As per Deloitte’s 2021 Global Blockchain Survey, 73% of the respondents agree that their organization will lose an opportunity of competitive advantage if they don’t adopt blockchain and digital assets.  



Miners create new blocks on the chain using mining. They make use of hardware GPU, SSD for crypto mining, mining software, wallter and mining pool to find a nonce that generates the accepted hash. As a nonce is only 32-bits and hash 256, there are roughly 4 billion possible nonce-hash combinations to be mined before finding the right one. In the end when the block is mined successfully, the change is accepted by all the nodes on the network and the miners get rewarded financially.      

Is Blockchain Secure? 



Blockchain allows people to perform transactions and forms the bedrock for cryptocurrencies like bitcoin, dogecoin, ethereum and more. There is no need to operate with the requirement of any central authority and eliminates the transaction and processing fees involved.In the healthcare industry, providers can store medical records of patients by leveraging the blockchain technology. Through this transparent technology, transactions are even more secure, private and efficient. In addition to that, as there is very less human involvement the chances of errors and inaccuracy is very less.    


Did you know that in 2021, cross-border payments and settlements are considered the largest individual blockchain technology use case, accounting for 16% of the global blockchain technology market?   

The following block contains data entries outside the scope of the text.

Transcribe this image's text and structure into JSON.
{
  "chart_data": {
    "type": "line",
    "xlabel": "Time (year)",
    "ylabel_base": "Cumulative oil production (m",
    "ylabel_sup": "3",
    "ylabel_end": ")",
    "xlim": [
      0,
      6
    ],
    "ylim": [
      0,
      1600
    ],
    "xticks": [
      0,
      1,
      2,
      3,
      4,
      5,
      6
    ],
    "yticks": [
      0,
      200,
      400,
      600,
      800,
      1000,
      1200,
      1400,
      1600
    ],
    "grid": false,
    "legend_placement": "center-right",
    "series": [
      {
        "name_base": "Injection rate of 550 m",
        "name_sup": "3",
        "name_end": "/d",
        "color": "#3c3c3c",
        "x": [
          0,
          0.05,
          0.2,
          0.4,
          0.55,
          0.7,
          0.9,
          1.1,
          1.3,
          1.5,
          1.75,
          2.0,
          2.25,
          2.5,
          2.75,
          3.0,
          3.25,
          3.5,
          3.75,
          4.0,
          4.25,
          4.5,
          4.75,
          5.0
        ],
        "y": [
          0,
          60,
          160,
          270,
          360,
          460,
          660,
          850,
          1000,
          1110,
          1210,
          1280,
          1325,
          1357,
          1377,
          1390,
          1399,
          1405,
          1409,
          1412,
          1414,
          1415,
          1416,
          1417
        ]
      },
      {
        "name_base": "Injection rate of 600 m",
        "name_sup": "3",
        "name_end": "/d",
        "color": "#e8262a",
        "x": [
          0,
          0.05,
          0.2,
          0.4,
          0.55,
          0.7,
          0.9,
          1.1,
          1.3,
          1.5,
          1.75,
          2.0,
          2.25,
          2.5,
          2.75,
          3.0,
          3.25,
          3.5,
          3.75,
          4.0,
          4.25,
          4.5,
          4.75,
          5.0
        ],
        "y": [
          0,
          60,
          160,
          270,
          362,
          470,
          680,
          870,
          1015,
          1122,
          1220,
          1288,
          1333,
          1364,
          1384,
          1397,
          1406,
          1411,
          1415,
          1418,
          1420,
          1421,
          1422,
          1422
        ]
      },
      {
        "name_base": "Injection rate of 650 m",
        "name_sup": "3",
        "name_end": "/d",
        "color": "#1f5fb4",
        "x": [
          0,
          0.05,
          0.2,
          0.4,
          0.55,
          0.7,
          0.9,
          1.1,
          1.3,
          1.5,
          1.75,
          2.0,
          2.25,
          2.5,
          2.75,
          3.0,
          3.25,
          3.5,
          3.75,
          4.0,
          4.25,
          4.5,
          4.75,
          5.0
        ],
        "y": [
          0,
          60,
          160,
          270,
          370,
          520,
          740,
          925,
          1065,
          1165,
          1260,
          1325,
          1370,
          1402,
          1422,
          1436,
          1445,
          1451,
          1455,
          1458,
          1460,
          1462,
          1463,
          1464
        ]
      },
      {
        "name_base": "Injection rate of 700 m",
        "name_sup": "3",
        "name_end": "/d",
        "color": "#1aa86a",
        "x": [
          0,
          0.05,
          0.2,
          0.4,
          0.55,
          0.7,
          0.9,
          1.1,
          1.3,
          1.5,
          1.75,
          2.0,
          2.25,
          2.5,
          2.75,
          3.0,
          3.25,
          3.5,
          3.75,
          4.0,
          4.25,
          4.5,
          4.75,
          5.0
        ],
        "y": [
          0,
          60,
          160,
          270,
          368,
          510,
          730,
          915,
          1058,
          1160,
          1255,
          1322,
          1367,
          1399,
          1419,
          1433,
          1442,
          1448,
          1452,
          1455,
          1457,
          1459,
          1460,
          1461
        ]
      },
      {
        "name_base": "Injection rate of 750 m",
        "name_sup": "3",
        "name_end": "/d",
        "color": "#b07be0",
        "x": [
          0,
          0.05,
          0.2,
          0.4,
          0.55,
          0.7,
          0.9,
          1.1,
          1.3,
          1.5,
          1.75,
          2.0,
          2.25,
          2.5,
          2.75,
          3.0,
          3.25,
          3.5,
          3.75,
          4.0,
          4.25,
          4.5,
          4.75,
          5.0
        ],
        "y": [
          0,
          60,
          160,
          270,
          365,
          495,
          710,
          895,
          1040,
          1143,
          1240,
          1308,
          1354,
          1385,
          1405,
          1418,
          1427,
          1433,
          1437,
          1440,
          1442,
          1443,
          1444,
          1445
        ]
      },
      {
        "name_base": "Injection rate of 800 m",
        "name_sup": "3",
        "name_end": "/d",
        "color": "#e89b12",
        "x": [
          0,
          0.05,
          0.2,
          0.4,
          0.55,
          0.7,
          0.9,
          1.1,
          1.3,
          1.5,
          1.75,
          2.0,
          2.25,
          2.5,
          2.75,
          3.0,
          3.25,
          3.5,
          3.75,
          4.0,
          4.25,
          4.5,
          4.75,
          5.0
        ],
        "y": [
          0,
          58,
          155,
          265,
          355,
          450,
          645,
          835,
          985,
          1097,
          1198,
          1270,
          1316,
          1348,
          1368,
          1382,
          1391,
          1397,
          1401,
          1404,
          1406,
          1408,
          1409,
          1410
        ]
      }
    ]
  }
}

The authenticity of the recorded transaction has to be verified by the blockchain network. After the transaction is validated, it is added to the block. All the transactions in this cryptographic system are irreversible, i.e. once a block is created it cannot be modified as it has it’s unique hash code. And if any information on the block is edited in any way, the block’s hashcode changes. So, despite the anonymity of the users and transactions accessible to the public on the blockchain network, it is extremely difficult to hack or cheat this cryptographic system, making it much more secure than traditional financial institutions. 



Final Note


With plenty of applications already coming into use and advancements made to explore the technology, blockchain is already establishing a name for itself and going to have an even prominent presence in the upcoming years. The technology has great potential  to revolutionize not just the finance world, but also many other business operations, supply chains and governments. We indeed are going into the glory days of blockchains, and it’s no longer a question of “if” we will catch on to this remarkable technology- it is a question of “when”.